Dégringolade et démission
L’événement a fait le bonheur des journaux de l’époque.
Paul Deschanels, le tout fraîchement élu Président de la République, est passé par la fenêtre d’un train en marche et s’est retrouvé sur le quai, en pantoufles et pyjama !
Retour sur le jour qui fit basculer (!) la vie d’un homme.
Paul Deschanels, pas n’importe qui !
On l’imagine ridicule au bord des voies, mais pourtant, avant ça, Paul Deschanels, c’est quelqu’un !
Il a baigné dans la politique depuis toujours.
Son père, l’écrivain Émile Deschanels, s’est fermement opposé à Napoléon III.
Par conséquent, c’est l’exil en Belgique, où naît Paul en 1855.
Après une formation en lettres et droit, c’est l’ascension politique.
Dès l’âge de 21 ans, Paul Deschanels gravit les postes pour atteindre les sommets.
Pas étonnant que Victor Hugo, le compagnon d’infortune de son père, le considère comme son filleul spirituel.
De simple collaborateur, il devient sous-préfet, puis député pendant neuf législatures successives.
Ses talents d’orateur en font la coqueluche des républicains modérés.
En parallèle, Paul Deschanel est notamment élu à l’Académie française.
Ses talents d’orateur en font la coqueluche des républicains modérés.
Lors des élections présidentielles de 1920, Paul Deschanels écrase le favori Georges Clémenceau, surnommé « Père la Victoire » de la Grande Guerre, et succède à Raymond Poincaré.
Un parcours impeccable qui n’explique donc pas pourquoi, trois mois après avoir pris les manettes de l’État, Deschanels est passé par la fenêtre en pleine nuit !
Un président dans le train
L’explication est simple : le président fait un burn out.
Il a présidé la Chambre des députés pendant toute la Première Guerre mondiale, a participé aux négociations avec l’Allemagne, a enchaîné avec la rédaction d’une biographie, et s’est lancé dans une campagne présidentielle, pour une fonction qu’il trouve frustrante.
On serait surmené à moins !
Dès le mois d’avril 1920, son entourage s’inquiète de ses fréquentes crises d’angoisse.
Pourtant, il faut bien assurer le job, alors le 23 mai 1920 au soir, Deschanels prend le train pour Montbrison où il doit inaugurer un monument.
Peu avant minuit, le train passe près de Montargis et heureusement roule à faible allure.
Car c’est le moment que choisit un Deschanels en pyjama pour aérer la cabine.

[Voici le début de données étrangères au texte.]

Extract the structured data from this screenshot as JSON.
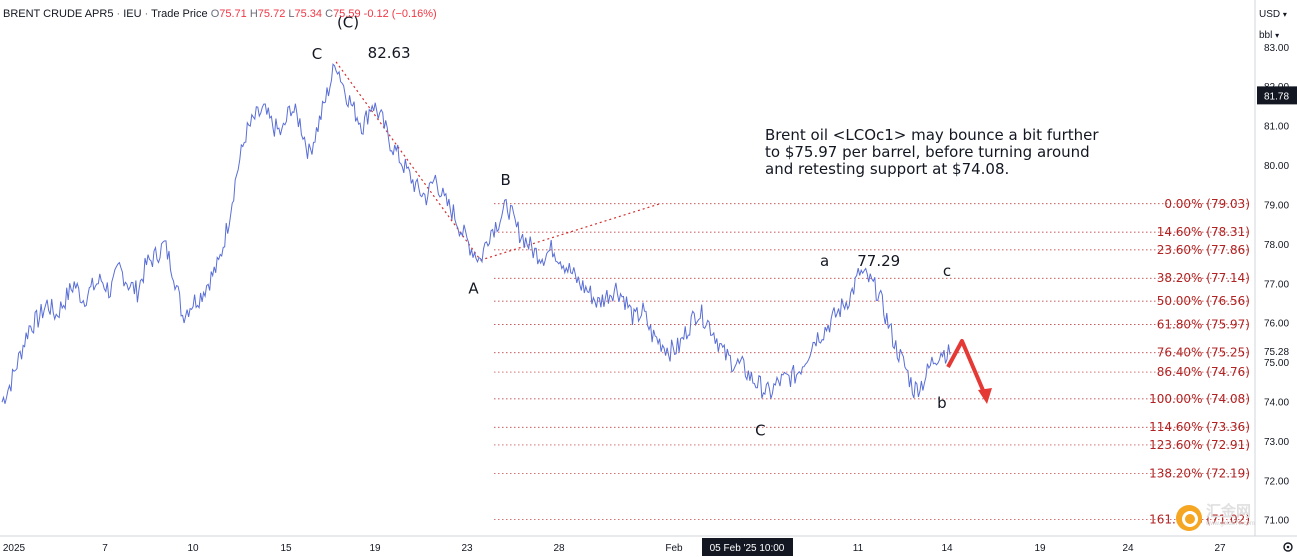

Pas de chance, il a pris un hypnotique, fait une forme de somnambulisme appelé syndrome d’Elpénor, et la fenêtre est à guillotine. Il bascule facilement …
… Et se retrouve ensanglanté dans le décor !
Le miracle avant la honte
Tombé sur le ballast, le président Deschanels aurait pu y laisser la vie.
Il n’en est rien, l’homme de 65 ans n’a que quelques blessures superficielles.
En pantoufles et pyjama, il doit suivre les voies sur 2 kilomètres avant de rencontrer un cheminot … Qui évidemment, ne croit pas être en présence du chef de l’État !
Dans le train, l’équipe du président le croit en train de roupiller et ce n’est qu’à 7 heures du matin, que l’on s’aperçoit de son absence.
À une époque qui ne connaît ni Internet, ni le téléphone portable, il faut encore une bonne journée à Deschanels pour rentrer à Paris. La presse, elle, ne tarde pas tant et malgré les précautions prises, l’aventure improbable s’étale dans tous les journaux dès le 25 mai.
La présidence tente de sauver les meubles avec un communiqué officiel et en accusant le système d’ouverture des fenêtres à guillotine.
Mais qui peut reprocher aux chansonniers et aux journalistes de faire leurs choux gras avec une histoire si rocambolesque !
Cette mésaventure n’arrange pas l’état mental du président, qui se voit contraint de démissionner en septembre 1920. À peine sept mois après avoir été élu …
Paul Deschanels se met au vert puis revient en tant que sénateur.
Mais, fragile des poumons, il décède le 28 avril 1922 des complications d’une grippe.